For curry-scented grilled beef rice bowls, cut the lettuce into ribbons, coarsely chop the herbs, and put them in soup bowls. Add room temperature or slightly warm cooked rice (about ¾ cup per bowl) and the cooked beef, then drizzle with the sauce. Eat with a fork and spoon.
Boil the noodles and ready the lettuce, herbs, and sauce in advance and refrigerate separately. To refresh the noodles, sprinkle with water and microwave on high for 60 to 90 seconds.
For extra color and texture, cut a 2-inch section of carrot into fine matchsticks (or coarsely grate it), then add to the dipping sauce. The beef is great in rice noodle salad bowls too.
- In a medium bowl, combine the peanuts, green onions, curry powder, pepper, water, oyster sauce, and fish sauce. Add the beef and mix with your fingers. (If not cooking right away, cover and refrigerate for up to 24 hours.) Form into twenty-four patties, each a good 2 inches wide and ½ inch thick. Set aside.
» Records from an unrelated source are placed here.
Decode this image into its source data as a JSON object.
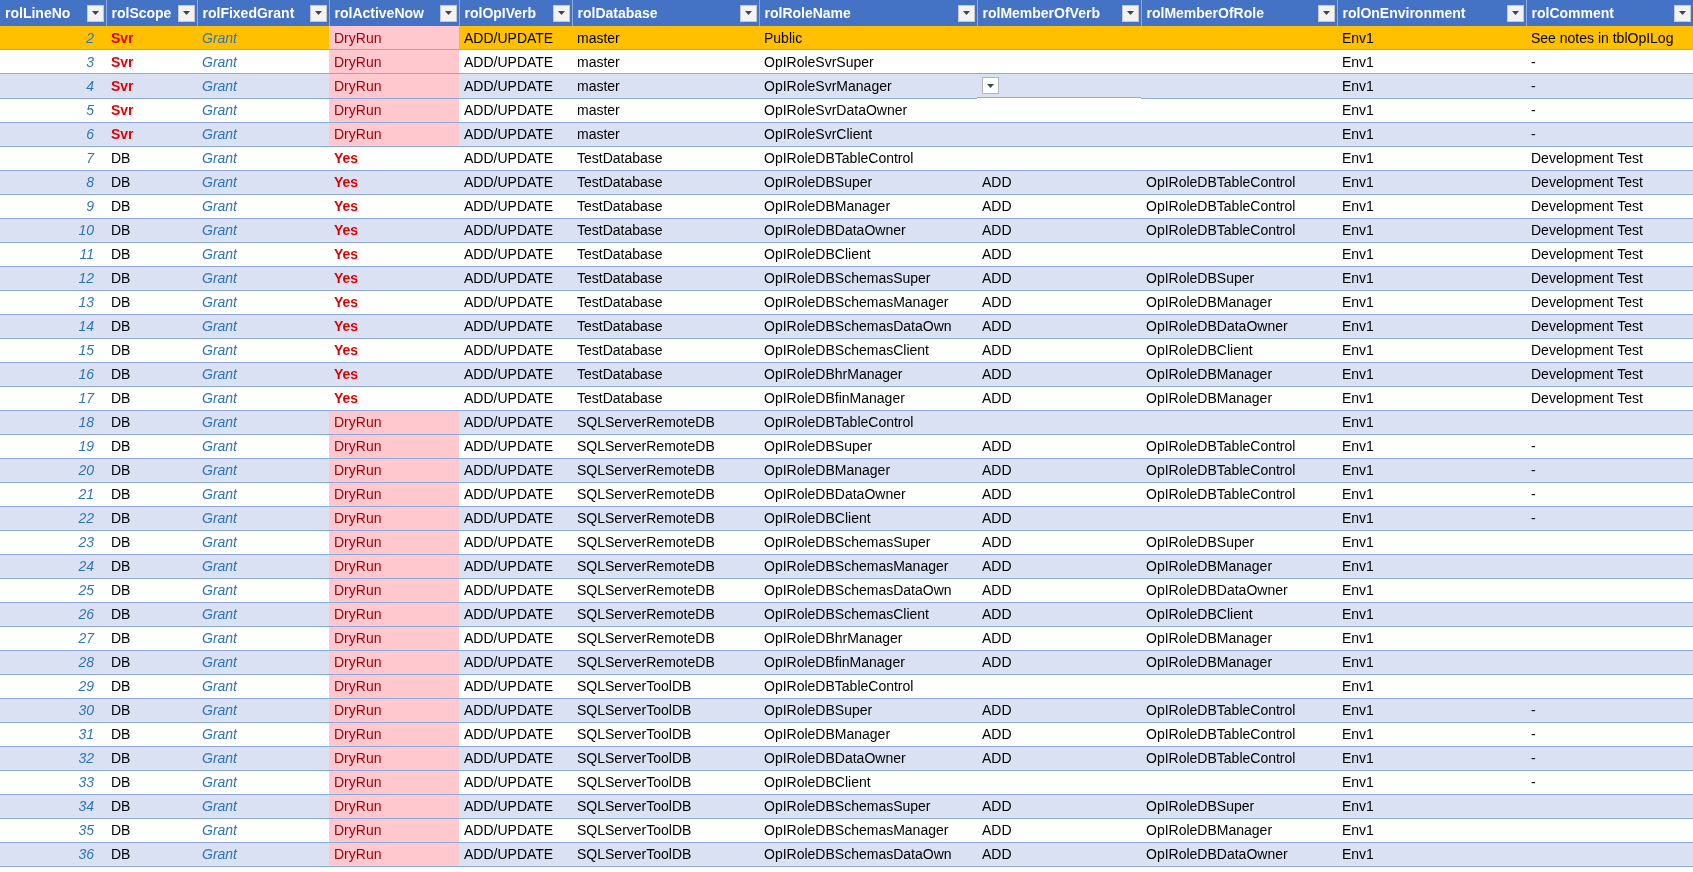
{
  "table": {
    "columns": [
      "rolLineNo",
      "rolScope",
      "rolFixedGrant",
      "rolActiveNow",
      "rolOpIVerb",
      "rolDatabase",
      "rolRoleName",
      "rolMemberOfVerb",
      "rolMemberOfRole",
      "rolOnEnvironment",
      "rolComment"
    ],
    "rows": [
      {
        "line_no": "2",
        "scope": "Svr",
        "scope_emphasis": true,
        "fixed_grant": "Grant",
        "active_now": "DryRun",
        "dry_run": true,
        "opi_verb": "ADD/UPDATE",
        "database": "master",
        "role_name": "Public",
        "on_environment": "Env1",
        "comment": "See notes in tblOpILog",
        "selected": true
      },
      {
        "line_no": "3",
        "scope": "Svr",
        "scope_emphasis": true,
        "fixed_grant": "Grant",
        "active_now": "DryRun",
        "dry_run": true,
        "opi_verb": "ADD/UPDATE",
        "database": "master",
        "role_name": "OpIRoleSvrSuper",
        "on_environment": "Env1",
        "comment": "-",
        "selected": false
      },
      {
        "line_no": "4",
        "scope": "Svr",
        "scope_emphasis": true,
        "fixed_grant": "Grant",
        "active_now": "DryRun",
        "dry_run": true,
        "opi_verb": "ADD/UPDATE",
        "database": "master",
        "role_name": "OpIRoleSvrManager",
        "dropdown_shown": true,
        "on_environment": "Env1",
        "comment": "-",
        "selected": false
      },
      {
        "line_no": "5",
        "scope": "Svr",
        "scope_emphasis": true,
        "fixed_grant": "Grant",
        "active_now": "DryRun",
        "dry_run": true,
        "opi_verb": "ADD/UPDATE",
        "database": "master",
        "role_name": "OpIRoleSvrDataOwner",
        "on_environment": "Env1",
        "comment": "-",
        "selected": false
      },
      {
        "line_no": "6",
        "scope": "Svr",
        "scope_emphasis": true,
        "fixed_grant": "Grant",
        "active_now": "DryRun",
        "dry_run": true,
        "opi_verb": "ADD/UPDATE",
        "database": "master",
        "role_name": "OpIRoleSvrClient",
        "on_environment": "Env1",
        "comment": "-",
        "selected": false
      },
      {
        "line_no": "7",
        "scope": "DB",
        "scope_emphasis": false,
        "fixed_grant": "Grant",
        "active_now": "Yes",
        "dry_run": false,
        "opi_verb": "ADD/UPDATE",
        "database": "TestDatabase",
        "role_name": "OpIRoleDBTableControl",
        "on_environment": "Env1",
        "comment": "Development Test",
        "selected": false
      },
      {
        "line_no": "8",
        "scope": "DB",
        "scope_emphasis": false,
        "fixed_grant": "Grant",
        "active_now": "Yes",
        "dry_run": false,
        "opi_verb": "ADD/UPDATE",
        "database": "TestDatabase",
        "role_name": "OpIRoleDBSuper",
        "member_of_verb": "ADD",
        "member_of_role": "OpIRoleDBTableControl",
        "on_environment": "Env1",
        "comment": "Development Test",
        "selected": false
      },
      {
        "line_no": "9",
        "scope": "DB",
        "scope_emphasis": false,
        "fixed_grant": "Grant",
        "active_now": "Yes",
        "dry_run": false,
        "opi_verb": "ADD/UPDATE",
        "database": "TestDatabase",
        "role_name": "OpIRoleDBManager",
        "member_of_verb": "ADD",
        "member_of_role": "OpIRoleDBTableControl",
        "on_environment": "Env1",
        "comment": "Development Test",
        "selected": false
      },
      {
        "line_no": "10",
        "scope": "DB",
        "scope_emphasis": false,
        "fixed_grant": "Grant",
        "active_now": "Yes",
        "dry_run": false,
        "opi_verb": "ADD/UPDATE",
        "database": "TestDatabase",
        "role_name": "OpIRoleDBDataOwner",
        "member_of_verb": "ADD",
        "member_of_role": "OpIRoleDBTableControl",
        "on_environment": "Env1",
        "comment": "Development Test",
        "selected": false
      },
      {
        "line_no": "11",
        "scope": "DB",
        "scope_emphasis": false,
        "fixed_grant": "Grant",
        "active_now": "Yes",
        "dry_run": false,
        "opi_verb": "ADD/UPDATE",
        "database": "TestDatabase",
        "role_name": "OpIRoleDBClient",
        "member_of_verb": "ADD",
        "on_environment": "Env1",
        "comment": "Development Test",
        "selected": false
      },
      {
        "line_no": "12",
        "scope": "DB",
        "scope_emphasis": false,
        "fixed_grant": "Grant",
        "active_now": "Yes",
        "dry_run": false,
        "opi_verb": "ADD/UPDATE",
        "database": "TestDatabase",
        "role_name": "OpIRoleDBSchemasSuper",
        "member_of_verb": "ADD",
        "member_of_role": "OpIRoleDBSuper",
        "on_environment": "Env1",
        "comment": "Development Test",
        "selected": false
      },
      {
        "line_no": "13",
        "scope": "DB",
        "scope_emphasis": false,
        "fixed_grant": "Grant",
        "active_now": "Yes",
        "dry_run": false,
        "opi_verb": "ADD/UPDATE",
        "database": "TestDatabase",
        "role_name": "OpIRoleDBSchemasManager",
        "member_of_verb": "ADD",
        "member_of_role": "OpIRoleDBManager",
        "on_environment": "Env1",
        "comment": "Development Test",
        "selected": false
      },
      {
        "line_no": "14",
        "scope": "DB",
        "scope_emphasis": false,
        "fixed_grant": "Grant",
        "active_now": "Yes",
        "dry_run": false,
        "opi_verb": "ADD/UPDATE",
        "database": "TestDatabase",
        "role_name": "OpIRoleDBSchemasDataOwn",
        "member_of_verb": "ADD",
        "member_of_role": "OpIRoleDBDataOwner",
        "on_environment": "Env1",
        "comment": "Development Test",
        "selected": false
      },
      {
        "line_no": "15",
        "scope": "DB",
        "scope_emphasis": false,
        "fixed_grant": "Grant",
        "active_now": "Yes",
        "dry_run": false,
        "opi_verb": "ADD/UPDATE",
        "database": "TestDatabase",
        "role_name": "OpIRoleDBSchemasClient",
        "member_of_verb": "ADD",
        "member_of_role": "OpIRoleDBClient",
        "on_environment": "Env1",
        "comment": "Development Test",
        "selected": false
      },
      {
        "line_no": "16",
        "scope": "DB",
        "scope_emphasis": false,
        "fixed_grant": "Grant",
        "active_now": "Yes",
        "dry_run": false,
        "opi_verb": "ADD/UPDATE",
        "database": "TestDatabase",
        "role_name": "OpIRoleDBhrManager",
        "member_of_verb": "ADD",
        "member_of_role": "OpIRoleDBManager",
        "on_environment": "Env1",
        "comment": "Development Test",
        "selected": false
      },
      {
        "line_no": "17",
        "scope": "DB",
        "scope_emphasis": false,
        "fixed_grant": "Grant",
        "active_now": "Yes",
        "dry_run": false,
        "opi_verb": "ADD/UPDATE",
        "database": "TestDatabase",
        "role_name": "OpIRoleDBfinManager",
        "member_of_verb": "ADD",
        "member_of_role": "OpIRoleDBManager",
        "on_environment": "Env1",
        "comment": "Development Test",
        "selected": false
      },
      {
        "line_no": "18",
        "scope": "DB",
        "scope_emphasis": false,
        "fixed_grant": "Grant",
        "active_now": "DryRun",
        "dry_run": true,
        "opi_verb": "ADD/UPDATE",
        "database": "SQLServerRemoteDB",
        "role_name": "OpIRoleDBTableControl",
        "on_environment": "Env1",
        "selected": false
      },
      {
        "line_no": "19",
        "scope": "DB",
        "scope_emphasis": false,
        "fixed_grant": "Grant",
        "active_now": "DryRun",
        "dry_run": true,
        "opi_verb": "ADD/UPDATE",
        "database": "SQLServerRemoteDB",
        "role_name": "OpIRoleDBSuper",
        "member_of_verb": "ADD",
        "member_of_role": "OpIRoleDBTableControl",
        "on_environment": "Env1",
        "comment": "-",
        "selected": false
      },
      {
        "line_no": "20",
        "scope": "DB",
        "scope_emphasis": false,
        "fixed_grant": "Grant",
        "active_now": "DryRun",
        "dry_run": true,
        "opi_verb": "ADD/UPDATE",
        "database": "SQLServerRemoteDB",
        "role_name": "OpIRoleDBManager",
        "member_of_verb": "ADD",
        "member_of_role": "OpIRoleDBTableControl",
        "on_environment": "Env1",
        "comment": "-",
        "selected": false
      },
      {
        "line_no": "21",
        "scope": "DB",
        "scope_emphasis": false,
        "fixed_grant": "Grant",
        "active_now": "DryRun",
        "dry_run": true,
        "opi_verb": "ADD/UPDATE",
        "database": "SQLServerRemoteDB",
        "role_name": "OpIRoleDBDataOwner",
        "member_of_verb": "ADD",
        "member_of_role": "OpIRoleDBTableControl",
        "on_environment": "Env1",
        "comment": "-",
        "selected": false
      },
      {
        "line_no": "22",
        "scope": "DB",
        "scope_emphasis": false,
        "fixed_grant": "Grant",
        "active_now": "DryRun",
        "dry_run": true,
        "opi_verb": "ADD/UPDATE",
        "database": "SQLServerRemoteDB",
        "role_name": "OpIRoleDBClient",
        "member_of_verb": "ADD",
        "on_environment": "Env1",
        "comment": "-",
        "selected": false
      },
      {
        "line_no": "23",
        "scope": "DB",
        "scope_emphasis": false,
        "fixed_grant": "Grant",
        "active_now": "DryRun",
        "dry_run": true,
        "opi_verb": "ADD/UPDATE",
        "database": "SQLServerRemoteDB",
        "role_name": "OpIRoleDBSchemasSuper",
        "member_of_verb": "ADD",
        "member_of_role": "OpIRoleDBSuper",
        "on_environment": "Env1",
        "selected": false
      },
      {
        "line_no": "24",
        "scope": "DB",
        "scope_emphasis": false,
        "fixed_grant": "Grant",
        "active_now": "DryRun",
        "dry_run": true,
        "opi_verb": "ADD/UPDATE",
        "database": "SQLServerRemoteDB",
        "role_name": "OpIRoleDBSchemasManager",
        "member_of_verb": "ADD",
        "member_of_role": "OpIRoleDBManager",
        "on_environment": "Env1",
        "selected": false
      },
      {
        "line_no": "25",
        "scope": "DB",
        "scope_emphasis": false,
        "fixed_grant": "Grant",
        "active_now": "DryRun",
        "dry_run": true,
        "opi_verb": "ADD/UPDATE",
        "database": "SQLServerRemoteDB",
        "role_name": "OpIRoleDBSchemasDataOwn",
        "member_of_verb": "ADD",
        "member_of_role": "OpIRoleDBDataOwner",
        "on_environment": "Env1",
        "selected": false
      },
      {
        "line_no": "26",
        "scope": "DB",
        "scope_emphasis": false,
        "fixed_grant": "Grant",
        "active_now": "DryRun",
        "dry_run": true,
        "opi_verb": "ADD/UPDATE",
        "database": "SQLServerRemoteDB",
        "role_name": "OpIRoleDBSchemasClient",
        "member_of_verb": "ADD",
        "member_of_role": "OpIRoleDBClient",
        "on_environment": "Env1",
        "selected": false
      },
      {
        "line_no": "27",
        "scope": "DB",
        "scope_emphasis": false,
        "fixed_grant": "Grant",
        "active_now": "DryRun",
        "dry_run": true,
        "opi_verb": "ADD/UPDATE",
        "database": "SQLServerRemoteDB",
        "role_name": "OpIRoleDBhrManager",
        "member_of_verb": "ADD",
        "member_of_role": "OpIRoleDBManager",
        "on_environment": "Env1",
        "selected": false
      },
      {
        "line_no": "28",
        "scope": "DB",
        "scope_emphasis": false,
        "fixed_grant": "Grant",
        "active_now": "DryRun",
        "dry_run": true,
        "opi_verb": "ADD/UPDATE",
        "database": "SQLServerRemoteDB",
        "role_name": "OpIRoleDBfinManager",
        "member_of_verb": "ADD",
        "member_of_role": "OpIRoleDBManager",
        "on_environment": "Env1",
        "selected": false
      },
      {
        "line_no": "29",
        "scope": "DB",
        "scope_emphasis": false,
        "fixed_grant": "Grant",
        "active_now": "DryRun",
        "dry_run": true,
        "opi_verb": "ADD/UPDATE",
        "database": "SQLServerToolDB",
        "role_name": "OpIRoleDBTableControl",
        "on_environment": "Env1",
        "selected": false
      },
      {
        "line_no": "30",
        "scope": "DB",
        "scope_emphasis": false,
        "fixed_grant": "Grant",
        "active_now": "DryRun",
        "dry_run": true,
        "opi_verb": "ADD/UPDATE",
        "database": "SQLServerToolDB",
        "role_name": "OpIRoleDBSuper",
        "member_of_verb": "ADD",
        "member_of_role": "OpIRoleDBTableControl",
        "on_environment": "Env1",
        "comment": "-",
        "selected": false
      },
      {
        "line_no": "31",
        "scope": "DB",
        "scope_emphasis": false,
        "fixed_grant": "Grant",
        "active_now": "DryRun",
        "dry_run": true,
        "opi_verb": "ADD/UPDATE",
        "database": "SQLServerToolDB",
        "role_name": "OpIRoleDBManager",
        "member_of_verb": "ADD",
        "member_of_role": "OpIRoleDBTableControl",
        "on_environment": "Env1",
        "comment": "-",
        "selected": false
      },
      {
        "line_no": "32",
        "scope": "DB",
        "scope_emphasis": false,
        "fixed_grant": "Grant",
        "active_now": "DryRun",
        "dry_run": true,
        "opi_verb": "ADD/UPDATE",
        "database": "SQLServerToolDB",
        "role_name": "OpIRoleDBDataOwner",
        "member_of_verb": "ADD",
        "member_of_role": "OpIRoleDBTableControl",
        "on_environment": "Env1",
        "comment": "-",
        "selected": false
      },
      {
        "line_no": "33",
        "scope": "DB",
        "scope_emphasis": false,
        "fixed_grant": "Grant",
        "active_now": "DryRun",
        "dry_run": true,
        "opi_verb": "ADD/UPDATE",
        "database": "SQLServerToolDB",
        "role_name": "OpIRoleDBClient",
        "on_environment": "Env1",
        "comment": "-",
        "selected": false
      },
      {
        "line_no": "34",
        "scope": "DB",
        "scope_emphasis": false,
        "fixed_grant": "Grant",
        "active_now": "DryRun",
        "dry_run": true,
        "opi_verb": "ADD/UPDATE",
        "database": "SQLServerToolDB",
        "role_name": "OpIRoleDBSchemasSuper",
        "member_of_verb": "ADD",
        "member_of_role": "OpIRoleDBSuper",
        "on_environment": "Env1",
        "selected": false
      },
      {
        "line_no": "35",
        "scope": "DB",
        "scope_emphasis": false,
        "fixed_grant": "Grant",
        "active_now": "DryRun",
        "dry_run": true,
        "opi_verb": "ADD/UPDATE",
        "database": "SQLServerToolDB",
        "role_name": "OpIRoleDBSchemasManager",
        "member_of_verb": "ADD",
        "member_of_role": "OpIRoleDBManager",
        "on_environment": "Env1",
        "selected": false
      },
      {
        "line_no": "36",
        "scope": "DB",
        "scope_emphasis": false,
        "fixed_grant": "Grant",
        "active_now": "DryRun",
        "dry_run": true,
        "opi_verb": "ADD/UPDATE",
        "database": "SQLServerToolDB",
        "role_name": "OpIRoleDBSchemasDataOwn",
        "member_of_verb": "ADD",
        "member_of_role": "OpIRoleDBDataOwner",
        "on_environment": "Env1",
        "selected": false
      }
    ]
  }
}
- In large pot of unsalted water, boil the noodles, then drain, rinse with water, drain, and let cool for 5 minutes. Since the noodles are unwieldy, arrange them as 2-inch nests on a plate or in a shallow bowl. Set at the table with the dipping sauce, lettuce, and fresh herbs.
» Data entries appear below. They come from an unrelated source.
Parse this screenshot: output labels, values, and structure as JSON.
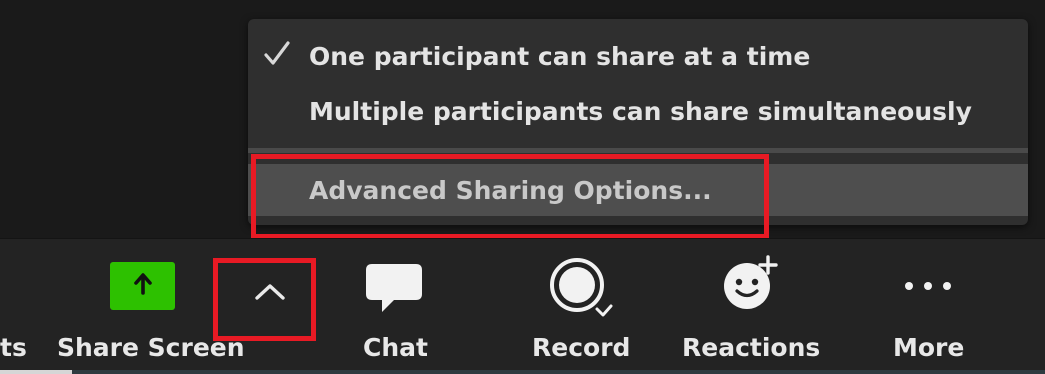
{
  "share_menu": {
    "items": [
      {
        "label": "One participant can share at a time",
        "checked": true
      },
      {
        "label": "Multiple participants can share simultaneously",
        "checked": false
      }
    ],
    "advanced_label": "Advanced Sharing Options..."
  },
  "toolbar": {
    "partial_label": "ts",
    "share_screen_label": "Share Screen",
    "chat_label": "Chat",
    "record_label": "Record",
    "reactions_label": "Reactions",
    "more_label": "More"
  },
  "colors": {
    "share_green": "#2dc100",
    "highlight_red": "#e81a24",
    "menu_bg": "#2f2f2f",
    "toolbar_bg": "#232323"
  },
  "icons": {
    "check": "check-icon",
    "share_arrow": "arrow-up-icon",
    "caret": "chevron-up-icon",
    "chat": "speech-bubble-icon",
    "record": "record-icon",
    "reactions": "smiley-plus-icon",
    "more": "ellipsis-icon"
  }
}
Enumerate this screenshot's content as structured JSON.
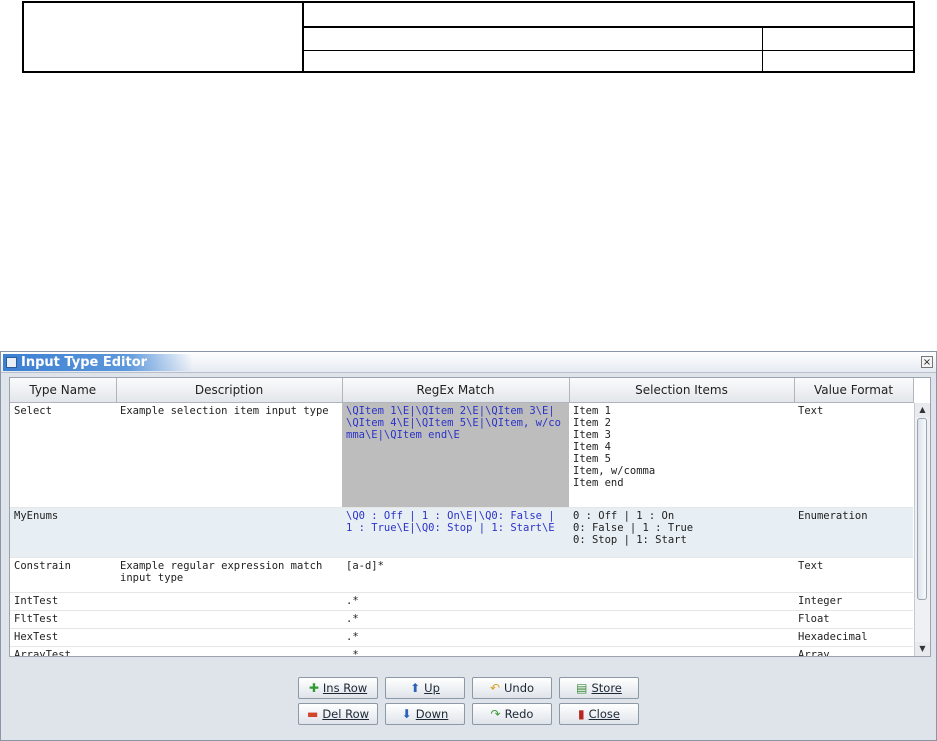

- Lightly oil a cast-iron stove-top grill (or lightly film a heavy skillet with oil) and set over medium-high heat. In batches, add the beef and cook for 4 to 5 minutes, turning midway, until medium to medium-well done. (These are usually not eaten medium-rare, but you can cook for less time, if you like.) Transfer to a platter and let cool for a few minutes.
- Have diners build lettuce wraps with herbs, noodles, and beef (for easier eating, you can break or cut each patty into two or three bite-size pieces). Dunk in the sauce and eat.
- In a small bowl, combine 2 tablespoons of the sugar (or 3 tablespoons of the maple syrup), 3 tablespoons of the lime juice, and the water. Taste the limeade and, if needed, add the remaining 1½ teaspoons sugar (or 1 tablespoon maple syrup) and/or 1 tablespoon lime juice; dilute with water if you go too far. If there’s an unpleasant tart-bitter edge, add the vinegar to fix the flavor.
- Add the fish sauce to the bowl; how much you use depends on the brand and your own taste. Aim for a bold, forward finish that’s a little gutsy. (Keep in mind that this sauce typically dresses dishes that include unsalted ingredients such as lettuce and herbs, which will need an extra flavor lift.) If desired, add the chiles, garlic, and/or carrot. (Offer the chiles on the side if diners are sensitive to their heat.) The sauce can sit at room temperature for up to 8 hours until serving.
- Set the sauce at the table so diners may help themselves, or portion it out in small bowls in advance of serving.